Discontinued: Dec 2017

Nissan logo1 Jul 2014


NISSAN launched the J11 Qashqai in the middle of 2014.

Replacing the popular J10 Dualis – that carried the Qashqai name in most other markets globally anyway – the newcomer eschewed all-wheel drive and the +2 version for a range of petrol and diesel powered offerings in the compact SUV segment.

Along with an all-new body, interior and chassis, the Nissan crossover debuted 12 instead of six month servicing intervals.

As before, there are ST (base) and Ti (high grade) for the petrol versions, and TS and TL for the respective diesel variants.

Based on the Renault-Nissan Alliance’s Common Module Family platform, the Qashqai was designed in London and engineered at Nissan’s Technical Centre facilities in the UK and Spain.

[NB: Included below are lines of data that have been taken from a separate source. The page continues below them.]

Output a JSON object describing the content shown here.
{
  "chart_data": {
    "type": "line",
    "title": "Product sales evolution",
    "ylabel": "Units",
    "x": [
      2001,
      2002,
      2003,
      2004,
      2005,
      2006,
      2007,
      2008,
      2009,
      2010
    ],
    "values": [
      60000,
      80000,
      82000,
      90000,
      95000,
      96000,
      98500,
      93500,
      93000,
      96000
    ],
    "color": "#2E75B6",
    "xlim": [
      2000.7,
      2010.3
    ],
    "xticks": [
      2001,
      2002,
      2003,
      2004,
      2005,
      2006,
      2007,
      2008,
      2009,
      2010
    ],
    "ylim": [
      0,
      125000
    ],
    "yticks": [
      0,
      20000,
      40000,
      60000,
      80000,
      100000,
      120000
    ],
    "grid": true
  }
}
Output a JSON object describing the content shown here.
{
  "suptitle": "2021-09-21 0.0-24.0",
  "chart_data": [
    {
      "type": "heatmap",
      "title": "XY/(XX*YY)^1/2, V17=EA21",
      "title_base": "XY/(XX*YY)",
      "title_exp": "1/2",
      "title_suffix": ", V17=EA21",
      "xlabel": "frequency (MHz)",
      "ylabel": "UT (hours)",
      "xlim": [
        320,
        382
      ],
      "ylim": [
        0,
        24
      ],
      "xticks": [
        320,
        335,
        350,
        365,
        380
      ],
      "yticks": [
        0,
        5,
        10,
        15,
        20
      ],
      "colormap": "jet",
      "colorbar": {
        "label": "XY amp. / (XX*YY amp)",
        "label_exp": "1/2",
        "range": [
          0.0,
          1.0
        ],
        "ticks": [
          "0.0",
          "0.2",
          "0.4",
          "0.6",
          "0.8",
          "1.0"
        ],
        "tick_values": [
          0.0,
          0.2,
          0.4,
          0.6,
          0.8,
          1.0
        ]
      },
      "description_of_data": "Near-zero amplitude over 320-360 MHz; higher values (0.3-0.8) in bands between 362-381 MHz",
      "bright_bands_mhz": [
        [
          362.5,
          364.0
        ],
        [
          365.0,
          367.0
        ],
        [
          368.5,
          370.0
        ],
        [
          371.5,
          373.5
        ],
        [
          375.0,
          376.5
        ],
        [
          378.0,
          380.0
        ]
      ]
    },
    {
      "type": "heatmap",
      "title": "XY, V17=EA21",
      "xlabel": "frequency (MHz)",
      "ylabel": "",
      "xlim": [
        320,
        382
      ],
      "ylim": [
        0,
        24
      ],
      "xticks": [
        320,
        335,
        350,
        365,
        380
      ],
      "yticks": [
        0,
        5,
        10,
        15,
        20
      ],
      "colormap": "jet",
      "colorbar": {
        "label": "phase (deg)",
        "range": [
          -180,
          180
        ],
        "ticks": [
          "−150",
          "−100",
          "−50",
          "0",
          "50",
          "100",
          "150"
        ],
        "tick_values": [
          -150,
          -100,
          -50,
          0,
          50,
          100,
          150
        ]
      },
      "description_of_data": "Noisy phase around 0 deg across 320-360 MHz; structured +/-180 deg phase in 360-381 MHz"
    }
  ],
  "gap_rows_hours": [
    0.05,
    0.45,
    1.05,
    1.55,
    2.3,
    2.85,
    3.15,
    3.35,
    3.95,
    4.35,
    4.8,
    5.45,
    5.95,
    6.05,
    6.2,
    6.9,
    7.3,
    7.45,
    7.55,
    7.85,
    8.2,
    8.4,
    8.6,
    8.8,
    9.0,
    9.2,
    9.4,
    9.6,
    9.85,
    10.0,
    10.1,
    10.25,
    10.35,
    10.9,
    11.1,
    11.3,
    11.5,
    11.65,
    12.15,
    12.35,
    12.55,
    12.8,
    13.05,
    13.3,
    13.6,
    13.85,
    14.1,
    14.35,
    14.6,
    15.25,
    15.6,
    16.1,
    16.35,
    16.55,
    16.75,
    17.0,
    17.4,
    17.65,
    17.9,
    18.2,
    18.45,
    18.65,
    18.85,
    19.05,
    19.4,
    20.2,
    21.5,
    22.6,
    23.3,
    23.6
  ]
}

Dimensionally the J11 is slightly longer at 4377mm and wider at 1806mm but lower at 1595mm tall, and sits on a 2646mm wheelbase that has seen a 16mm stretch. Both cabin and cargo space improve as a result.

As before, the engine is mounted transversely, between a pair of MacPherson struts and ventilated disc brakes. Moving to the rear, you will find an independent multi-link suspension system and solid discs.

Gaining direct injection and variable valve timing control among a host of other improvements, the 2.0-litre four-cylinder petrol unit produces 106kW of power at 6000rpm and 200Nm of torque at 4400rpm.

Two transmission options drive the front wheels – a six-speed manual or a new-generation CVT Continuously Variable Transmission with manual modeOn the diesel front the Qashqai is relying on Renault’s 1.6-litre direct-injection common-rail four-cylinder engine, delivering 96kW at 4000rpm and 320Nm at 1750rpm, and mated solely to the CVT.

This is the most economical J11 available in Australia, returning 4.9L/100km for a 129g/km CO2 rating. That’s around two litres per 100km better than the petrol equivalent.

Among the technology advances seen in the Dualis’ transformation into Qashqai are Active Ride Control, Active Engine Brake (which Nissan says harnesses the power and controllability of the CVT for shorter stopping distances and better brake feel), and Active Trace Control that applies extra braking force if necessary when cornering.

All Australian-bound models are sourced out of Nissan’s Sunderland plant in the United Kingdom.